The process should include, at a minimum:

Planing and validation phase (wire frames, mocks and in some cases interviews)

Unit testing

Integration testing

Code reviews

Load testing (not to say that you have to support 100 million users, but at least know when it may break)

Security (just best practices to start)

Documentation (code docs, internal docs and customer facing docs)

Deployment pipeline

Monitoring, feedback loops and on-going maintenance

Example #1 with MVP

Product Manager: “Hey guys, I have an idea for a product. Let’s build it! Remember we need to ship this as an MVP, then we can iterate and improve it.”

Lead Developer: “Yeah that’s a cool idea! I’ll get my team to build it fast. You should have something in one month!”

Product Manager: “Sweet! We can sell it if you have it by then. We can add the other stuff later.”

“Other stuff” in the example above is where things tend to break down. The intent was good and in line with MVP, but not specifying exactly what’s necessary to take someone's money in exchange for your product leaves things to interpretation, and, generally speaking, that leads to sub-optimal levels of quality.

Example #2 with SFSP

Product Manager: “Hey guys, I have an idea for a product. Let’s build it! Remember we need to ship this as an SFSP, then we can iterate and improve it.”

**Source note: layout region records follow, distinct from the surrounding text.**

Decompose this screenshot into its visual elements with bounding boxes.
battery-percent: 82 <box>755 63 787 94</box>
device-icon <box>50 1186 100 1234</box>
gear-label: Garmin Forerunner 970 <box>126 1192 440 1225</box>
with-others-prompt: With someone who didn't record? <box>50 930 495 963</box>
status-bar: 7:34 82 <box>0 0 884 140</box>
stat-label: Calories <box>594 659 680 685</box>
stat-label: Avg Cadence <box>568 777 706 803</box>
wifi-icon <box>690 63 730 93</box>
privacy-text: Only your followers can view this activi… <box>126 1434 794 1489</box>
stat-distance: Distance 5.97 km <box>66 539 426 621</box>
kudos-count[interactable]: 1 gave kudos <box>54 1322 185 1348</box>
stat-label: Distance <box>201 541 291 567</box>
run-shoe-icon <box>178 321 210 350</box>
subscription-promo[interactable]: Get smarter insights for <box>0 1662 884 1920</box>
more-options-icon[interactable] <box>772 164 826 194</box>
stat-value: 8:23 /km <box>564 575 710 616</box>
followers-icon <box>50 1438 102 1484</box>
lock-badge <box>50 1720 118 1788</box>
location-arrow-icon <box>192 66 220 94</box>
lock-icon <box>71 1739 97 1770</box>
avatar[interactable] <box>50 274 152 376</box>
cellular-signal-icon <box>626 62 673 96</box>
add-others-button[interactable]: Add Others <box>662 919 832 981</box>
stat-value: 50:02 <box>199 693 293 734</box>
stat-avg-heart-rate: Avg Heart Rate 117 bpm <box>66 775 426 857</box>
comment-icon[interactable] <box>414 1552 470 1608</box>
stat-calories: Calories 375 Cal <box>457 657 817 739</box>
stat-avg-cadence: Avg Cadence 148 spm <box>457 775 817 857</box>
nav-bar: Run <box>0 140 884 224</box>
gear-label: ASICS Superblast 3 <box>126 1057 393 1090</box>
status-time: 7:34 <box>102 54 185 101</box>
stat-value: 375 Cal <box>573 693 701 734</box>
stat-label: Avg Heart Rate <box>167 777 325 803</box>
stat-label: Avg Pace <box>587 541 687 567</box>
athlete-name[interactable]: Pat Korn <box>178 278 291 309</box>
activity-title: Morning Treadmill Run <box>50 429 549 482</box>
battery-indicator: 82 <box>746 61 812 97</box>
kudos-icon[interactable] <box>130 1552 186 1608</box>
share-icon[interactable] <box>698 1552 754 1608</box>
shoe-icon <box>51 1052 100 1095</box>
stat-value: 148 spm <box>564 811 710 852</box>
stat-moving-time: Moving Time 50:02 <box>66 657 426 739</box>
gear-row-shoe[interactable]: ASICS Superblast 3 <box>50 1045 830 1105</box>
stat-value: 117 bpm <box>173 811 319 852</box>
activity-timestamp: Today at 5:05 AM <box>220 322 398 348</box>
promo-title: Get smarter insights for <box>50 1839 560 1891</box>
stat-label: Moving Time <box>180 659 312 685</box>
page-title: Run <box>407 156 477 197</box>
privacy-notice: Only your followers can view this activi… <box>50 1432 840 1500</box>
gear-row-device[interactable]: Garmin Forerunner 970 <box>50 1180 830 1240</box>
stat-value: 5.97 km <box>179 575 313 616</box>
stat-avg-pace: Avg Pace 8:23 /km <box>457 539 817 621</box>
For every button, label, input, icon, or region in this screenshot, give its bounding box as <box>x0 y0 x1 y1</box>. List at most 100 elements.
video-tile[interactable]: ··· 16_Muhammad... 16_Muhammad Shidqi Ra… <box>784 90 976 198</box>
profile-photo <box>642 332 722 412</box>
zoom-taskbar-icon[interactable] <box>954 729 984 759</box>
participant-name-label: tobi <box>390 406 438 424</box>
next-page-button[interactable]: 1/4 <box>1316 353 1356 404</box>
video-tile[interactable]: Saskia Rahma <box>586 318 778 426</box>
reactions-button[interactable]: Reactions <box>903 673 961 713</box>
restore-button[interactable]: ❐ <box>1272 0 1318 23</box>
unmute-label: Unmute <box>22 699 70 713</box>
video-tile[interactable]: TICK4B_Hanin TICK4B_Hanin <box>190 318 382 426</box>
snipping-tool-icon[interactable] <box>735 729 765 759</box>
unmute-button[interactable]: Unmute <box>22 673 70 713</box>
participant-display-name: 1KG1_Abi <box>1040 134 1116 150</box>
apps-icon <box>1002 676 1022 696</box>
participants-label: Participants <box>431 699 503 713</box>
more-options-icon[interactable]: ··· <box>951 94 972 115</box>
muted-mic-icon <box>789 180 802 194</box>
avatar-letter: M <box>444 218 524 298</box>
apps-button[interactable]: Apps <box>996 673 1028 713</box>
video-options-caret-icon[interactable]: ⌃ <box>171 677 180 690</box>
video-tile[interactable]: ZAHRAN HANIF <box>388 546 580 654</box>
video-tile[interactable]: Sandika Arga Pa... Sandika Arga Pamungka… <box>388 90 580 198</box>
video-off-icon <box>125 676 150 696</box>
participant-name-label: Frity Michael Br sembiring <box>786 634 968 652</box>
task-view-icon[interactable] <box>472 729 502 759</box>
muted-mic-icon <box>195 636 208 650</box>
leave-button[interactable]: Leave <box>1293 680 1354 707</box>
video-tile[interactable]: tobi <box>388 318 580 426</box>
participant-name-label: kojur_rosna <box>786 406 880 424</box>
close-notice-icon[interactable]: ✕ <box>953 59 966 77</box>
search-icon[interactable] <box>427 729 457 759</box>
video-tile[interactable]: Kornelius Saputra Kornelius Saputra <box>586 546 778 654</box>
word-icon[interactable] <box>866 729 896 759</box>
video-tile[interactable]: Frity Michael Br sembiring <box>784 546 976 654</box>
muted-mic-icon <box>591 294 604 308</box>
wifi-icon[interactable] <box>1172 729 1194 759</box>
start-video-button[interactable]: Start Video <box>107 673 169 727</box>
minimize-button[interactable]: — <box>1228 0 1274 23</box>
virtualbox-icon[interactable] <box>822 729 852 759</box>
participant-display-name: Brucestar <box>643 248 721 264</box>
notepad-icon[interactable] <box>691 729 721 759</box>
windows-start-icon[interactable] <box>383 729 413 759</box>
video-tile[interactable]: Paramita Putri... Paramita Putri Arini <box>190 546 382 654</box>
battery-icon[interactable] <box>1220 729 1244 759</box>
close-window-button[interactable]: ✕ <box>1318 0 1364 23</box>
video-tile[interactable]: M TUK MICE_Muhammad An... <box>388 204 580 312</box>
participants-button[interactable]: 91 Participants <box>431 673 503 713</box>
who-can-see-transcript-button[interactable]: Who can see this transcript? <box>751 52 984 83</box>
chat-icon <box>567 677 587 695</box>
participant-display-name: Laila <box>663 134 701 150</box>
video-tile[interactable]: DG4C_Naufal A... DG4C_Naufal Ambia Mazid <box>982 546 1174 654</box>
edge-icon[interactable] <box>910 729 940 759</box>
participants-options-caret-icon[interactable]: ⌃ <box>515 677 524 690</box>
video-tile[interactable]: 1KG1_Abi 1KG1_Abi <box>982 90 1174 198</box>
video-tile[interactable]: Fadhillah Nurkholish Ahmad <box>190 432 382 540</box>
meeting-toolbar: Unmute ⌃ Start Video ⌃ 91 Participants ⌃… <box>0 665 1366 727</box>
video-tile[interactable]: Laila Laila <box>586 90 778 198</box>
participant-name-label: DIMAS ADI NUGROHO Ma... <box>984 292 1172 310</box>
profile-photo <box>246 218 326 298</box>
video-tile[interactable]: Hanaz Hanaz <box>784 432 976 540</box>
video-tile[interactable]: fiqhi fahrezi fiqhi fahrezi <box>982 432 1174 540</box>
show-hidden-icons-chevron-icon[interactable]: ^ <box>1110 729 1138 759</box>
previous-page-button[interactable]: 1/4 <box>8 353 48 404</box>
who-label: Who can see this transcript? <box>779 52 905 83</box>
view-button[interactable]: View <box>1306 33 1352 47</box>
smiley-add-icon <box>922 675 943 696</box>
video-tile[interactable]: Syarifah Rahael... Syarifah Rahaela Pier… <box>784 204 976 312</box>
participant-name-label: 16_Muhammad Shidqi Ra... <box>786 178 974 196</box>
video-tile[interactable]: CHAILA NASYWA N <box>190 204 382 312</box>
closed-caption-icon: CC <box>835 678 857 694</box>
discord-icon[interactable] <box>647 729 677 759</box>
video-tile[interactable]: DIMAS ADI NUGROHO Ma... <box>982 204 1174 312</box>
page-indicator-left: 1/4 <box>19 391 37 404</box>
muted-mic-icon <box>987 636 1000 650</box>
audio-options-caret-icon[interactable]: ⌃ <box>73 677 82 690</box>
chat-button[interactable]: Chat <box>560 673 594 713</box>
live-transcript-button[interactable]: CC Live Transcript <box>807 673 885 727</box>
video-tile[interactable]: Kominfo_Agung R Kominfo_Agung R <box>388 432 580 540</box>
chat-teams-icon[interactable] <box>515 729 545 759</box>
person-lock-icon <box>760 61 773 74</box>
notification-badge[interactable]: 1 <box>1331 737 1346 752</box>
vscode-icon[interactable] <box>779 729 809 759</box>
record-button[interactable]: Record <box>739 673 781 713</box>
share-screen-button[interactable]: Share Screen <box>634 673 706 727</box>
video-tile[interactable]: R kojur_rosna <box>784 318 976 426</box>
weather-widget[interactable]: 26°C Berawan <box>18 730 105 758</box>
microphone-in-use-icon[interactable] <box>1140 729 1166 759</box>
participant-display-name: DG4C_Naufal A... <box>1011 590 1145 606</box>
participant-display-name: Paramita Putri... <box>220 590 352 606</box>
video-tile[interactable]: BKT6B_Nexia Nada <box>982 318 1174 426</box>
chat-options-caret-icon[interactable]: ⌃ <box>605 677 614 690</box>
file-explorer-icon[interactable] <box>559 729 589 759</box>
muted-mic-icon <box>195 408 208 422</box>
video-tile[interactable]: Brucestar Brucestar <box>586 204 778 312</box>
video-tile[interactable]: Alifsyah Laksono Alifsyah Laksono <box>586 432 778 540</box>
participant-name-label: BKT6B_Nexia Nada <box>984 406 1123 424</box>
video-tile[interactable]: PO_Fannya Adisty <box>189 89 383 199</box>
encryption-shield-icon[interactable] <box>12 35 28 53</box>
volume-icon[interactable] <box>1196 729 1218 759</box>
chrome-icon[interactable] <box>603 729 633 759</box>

Lead Developer: “Yeah that’s a cool idea! I’ll get my team to build it fast. You should have something in one month! I’ll also make sure I go through the checklist of things we need to work on in parallel to make sure we can ship this with the minimal level of risk possible.”

Product Manager: “Sweet! We can sell it if you have it by then. We can add to the checklist and also improve upon the product with new features moving forward.”

The Outcome

Our DevOps pipelines became more efficient because who likes to click through the UI every time you are going to deploy? And who likes to type the answer over and over again when end-users have questions? Or who likes to see errors pop up again that had been previously fixed?

This small change in mindset forced us to improve our whole process when shipping new products or epic features. Forcing ourselves to think about shipping with SFSP instead of MVP allowed us to change our mindset and improve our quality. Perhaps it could help your team too!